Generously funded by the Vancouver Foundation, the literacy program partners four North Okanagan schools, School District #83, Okanagan College and the Literacy Alliance of the Shuswap Society (LASS) to provide a culturally relevant program that boosts students’ self-confidence and reading skills.
“We received $53,500 from the Vancouver Foundation to run Coyote Reads this year,” said Irene LaBoucane, School District #83 Principal for Aboriginal Education North Okanagan. “The program interweaves cultural teachings, authentic Aboriginal reading materials, literacy strategies, and a fun and supportive atmosphere to improve participants’ reading skills.”

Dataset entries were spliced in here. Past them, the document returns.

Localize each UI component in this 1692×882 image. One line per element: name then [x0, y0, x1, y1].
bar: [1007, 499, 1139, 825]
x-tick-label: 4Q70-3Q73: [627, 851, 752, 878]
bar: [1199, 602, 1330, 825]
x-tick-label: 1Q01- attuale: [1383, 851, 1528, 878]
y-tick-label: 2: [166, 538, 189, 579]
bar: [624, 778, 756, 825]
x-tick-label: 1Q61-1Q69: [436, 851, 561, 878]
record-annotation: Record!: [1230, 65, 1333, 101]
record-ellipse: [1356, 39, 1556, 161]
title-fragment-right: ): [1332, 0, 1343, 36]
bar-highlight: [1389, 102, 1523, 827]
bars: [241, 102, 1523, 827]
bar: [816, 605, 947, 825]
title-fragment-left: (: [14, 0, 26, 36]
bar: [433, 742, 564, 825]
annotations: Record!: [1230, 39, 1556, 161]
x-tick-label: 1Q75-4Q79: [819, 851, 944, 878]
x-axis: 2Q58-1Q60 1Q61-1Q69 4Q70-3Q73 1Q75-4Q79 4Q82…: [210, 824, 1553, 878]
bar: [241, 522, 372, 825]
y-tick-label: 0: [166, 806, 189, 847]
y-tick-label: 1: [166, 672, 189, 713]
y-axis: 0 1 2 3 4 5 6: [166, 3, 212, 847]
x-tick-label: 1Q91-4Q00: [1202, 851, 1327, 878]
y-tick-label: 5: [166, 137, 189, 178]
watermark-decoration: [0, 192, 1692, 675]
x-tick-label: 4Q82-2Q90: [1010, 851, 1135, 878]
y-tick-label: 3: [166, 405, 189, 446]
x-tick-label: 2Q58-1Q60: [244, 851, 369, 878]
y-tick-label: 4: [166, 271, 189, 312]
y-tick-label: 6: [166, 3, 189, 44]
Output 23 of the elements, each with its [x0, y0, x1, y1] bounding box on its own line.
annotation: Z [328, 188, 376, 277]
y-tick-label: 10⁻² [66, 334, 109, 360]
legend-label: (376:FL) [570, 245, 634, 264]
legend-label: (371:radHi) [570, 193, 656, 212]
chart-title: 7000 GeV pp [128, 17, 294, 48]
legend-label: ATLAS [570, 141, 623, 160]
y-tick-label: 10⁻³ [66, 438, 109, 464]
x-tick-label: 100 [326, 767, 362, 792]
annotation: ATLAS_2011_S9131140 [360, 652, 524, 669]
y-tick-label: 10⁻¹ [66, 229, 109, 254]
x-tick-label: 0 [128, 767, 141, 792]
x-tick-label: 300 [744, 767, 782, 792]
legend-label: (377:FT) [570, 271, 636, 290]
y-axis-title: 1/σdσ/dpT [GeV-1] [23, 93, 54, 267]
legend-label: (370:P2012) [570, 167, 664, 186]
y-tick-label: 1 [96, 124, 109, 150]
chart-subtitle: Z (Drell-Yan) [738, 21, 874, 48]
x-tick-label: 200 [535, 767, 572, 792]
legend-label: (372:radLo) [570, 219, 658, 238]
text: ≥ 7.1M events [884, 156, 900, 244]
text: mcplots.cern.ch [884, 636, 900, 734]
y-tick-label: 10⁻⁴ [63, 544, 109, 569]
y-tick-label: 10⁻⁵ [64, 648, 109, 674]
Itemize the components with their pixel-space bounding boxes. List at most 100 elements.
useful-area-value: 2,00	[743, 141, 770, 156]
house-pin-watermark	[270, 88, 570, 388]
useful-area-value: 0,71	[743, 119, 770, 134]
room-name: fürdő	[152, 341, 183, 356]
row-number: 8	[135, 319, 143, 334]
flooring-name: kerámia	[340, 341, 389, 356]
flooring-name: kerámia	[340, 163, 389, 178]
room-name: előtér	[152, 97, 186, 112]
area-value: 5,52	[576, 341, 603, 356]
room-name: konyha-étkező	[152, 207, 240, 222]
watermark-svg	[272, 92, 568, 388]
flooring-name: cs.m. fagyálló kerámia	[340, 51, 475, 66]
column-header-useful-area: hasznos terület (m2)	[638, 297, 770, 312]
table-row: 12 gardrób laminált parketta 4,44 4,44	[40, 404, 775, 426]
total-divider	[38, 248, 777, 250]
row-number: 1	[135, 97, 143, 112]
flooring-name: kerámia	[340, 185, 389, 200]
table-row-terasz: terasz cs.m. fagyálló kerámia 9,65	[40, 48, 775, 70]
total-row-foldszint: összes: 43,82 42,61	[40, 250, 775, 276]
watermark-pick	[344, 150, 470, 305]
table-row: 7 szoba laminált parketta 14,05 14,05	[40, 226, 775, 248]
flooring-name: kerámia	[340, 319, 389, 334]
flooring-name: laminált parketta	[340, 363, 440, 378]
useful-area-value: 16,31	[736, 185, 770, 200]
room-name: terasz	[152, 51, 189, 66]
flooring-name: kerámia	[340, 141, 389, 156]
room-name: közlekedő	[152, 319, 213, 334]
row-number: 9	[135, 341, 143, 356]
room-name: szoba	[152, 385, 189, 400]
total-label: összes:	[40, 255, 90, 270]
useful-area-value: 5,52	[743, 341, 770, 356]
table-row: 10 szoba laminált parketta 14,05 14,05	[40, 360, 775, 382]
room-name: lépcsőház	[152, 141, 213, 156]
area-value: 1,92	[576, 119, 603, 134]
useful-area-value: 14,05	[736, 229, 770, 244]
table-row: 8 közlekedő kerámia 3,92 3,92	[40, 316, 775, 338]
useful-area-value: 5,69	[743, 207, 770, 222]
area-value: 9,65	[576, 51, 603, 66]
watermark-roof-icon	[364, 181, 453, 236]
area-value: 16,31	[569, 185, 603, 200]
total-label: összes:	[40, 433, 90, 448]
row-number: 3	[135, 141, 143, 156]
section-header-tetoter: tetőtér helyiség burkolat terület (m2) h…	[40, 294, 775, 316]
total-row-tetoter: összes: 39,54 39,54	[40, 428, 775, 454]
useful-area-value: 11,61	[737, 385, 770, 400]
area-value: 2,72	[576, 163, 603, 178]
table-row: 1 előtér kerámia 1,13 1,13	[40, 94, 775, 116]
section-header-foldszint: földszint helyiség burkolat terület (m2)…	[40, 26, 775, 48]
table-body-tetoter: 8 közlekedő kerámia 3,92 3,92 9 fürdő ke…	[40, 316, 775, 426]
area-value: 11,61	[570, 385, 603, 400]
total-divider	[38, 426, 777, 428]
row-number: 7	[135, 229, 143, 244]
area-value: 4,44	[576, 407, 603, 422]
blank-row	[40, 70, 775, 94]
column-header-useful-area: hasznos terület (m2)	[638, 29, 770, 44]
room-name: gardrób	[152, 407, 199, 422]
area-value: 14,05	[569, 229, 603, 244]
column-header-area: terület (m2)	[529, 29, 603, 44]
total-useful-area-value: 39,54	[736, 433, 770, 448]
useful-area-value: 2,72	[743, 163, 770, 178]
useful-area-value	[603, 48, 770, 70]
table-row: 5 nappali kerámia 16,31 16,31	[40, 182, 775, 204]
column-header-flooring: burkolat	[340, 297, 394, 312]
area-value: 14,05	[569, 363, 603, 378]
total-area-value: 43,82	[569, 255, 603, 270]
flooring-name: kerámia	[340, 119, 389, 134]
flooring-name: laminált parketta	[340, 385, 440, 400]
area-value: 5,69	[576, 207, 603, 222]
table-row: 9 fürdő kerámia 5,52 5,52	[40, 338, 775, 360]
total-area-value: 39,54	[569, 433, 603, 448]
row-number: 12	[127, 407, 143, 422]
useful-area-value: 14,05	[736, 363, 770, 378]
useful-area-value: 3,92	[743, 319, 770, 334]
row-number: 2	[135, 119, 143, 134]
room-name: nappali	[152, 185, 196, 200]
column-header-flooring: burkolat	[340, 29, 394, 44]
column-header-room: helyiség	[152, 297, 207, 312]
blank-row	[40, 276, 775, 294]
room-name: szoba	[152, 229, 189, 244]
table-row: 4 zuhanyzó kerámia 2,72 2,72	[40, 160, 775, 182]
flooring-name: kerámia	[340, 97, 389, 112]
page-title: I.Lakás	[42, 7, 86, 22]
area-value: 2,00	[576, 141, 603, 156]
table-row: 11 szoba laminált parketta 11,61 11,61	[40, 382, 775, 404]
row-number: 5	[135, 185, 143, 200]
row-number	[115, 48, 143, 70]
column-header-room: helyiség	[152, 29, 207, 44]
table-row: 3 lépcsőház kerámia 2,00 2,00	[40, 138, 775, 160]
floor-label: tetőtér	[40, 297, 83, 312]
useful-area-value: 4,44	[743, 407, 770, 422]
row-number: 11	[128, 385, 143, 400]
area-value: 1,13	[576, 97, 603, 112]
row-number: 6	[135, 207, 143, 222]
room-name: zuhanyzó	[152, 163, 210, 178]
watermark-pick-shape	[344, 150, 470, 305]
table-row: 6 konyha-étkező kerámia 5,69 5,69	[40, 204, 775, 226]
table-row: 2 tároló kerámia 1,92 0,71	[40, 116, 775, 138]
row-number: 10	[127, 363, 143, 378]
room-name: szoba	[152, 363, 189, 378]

“We have so much to celebrate. We are seeing tangible positive outcomes for the students. As well, there have been unexpected benefits. The kids are making friends, developing a sense of love and belonging and we can see them really looking forward to their twice-weekly after-school sessions, and especially the monthly trips to the College.”
The program has two levels: Coyote Café for elementary students and Coyote Club for middle school learners. LaBoucane says, “Because the program is in its third year, some of the older students who aged out are able to continue their participation as mentors to children entering the program.”
Tracy Riley, Okanagan College’s fundamental literacy instructor said, “The College is an enthusiastic partner and offers the benefit of access to the Dr. Andrea Deakin collection of thousands of works of children’s literature housed here in our campus library.”
“We are situated within walking distance to a middle school and several elementary schools. The students and their parents become very comfortable visiting. We’re very much hoping some day they return to us as College students to continue along their educational pathway.”
The Coyote Reads program runs twice-weekly after school. Once a month, students go to the College for a snack, library visit, story time and a reading session where they can choose to read to themselves or to another student.
The Coyote Reads celebration begins at 2:30 p.m. with a treasure hunt for the participating students. The formal program starts at 3 p.m. Elder Virginia Tomma Woolridge from the Little Shuswap Lake Band will give the blessing.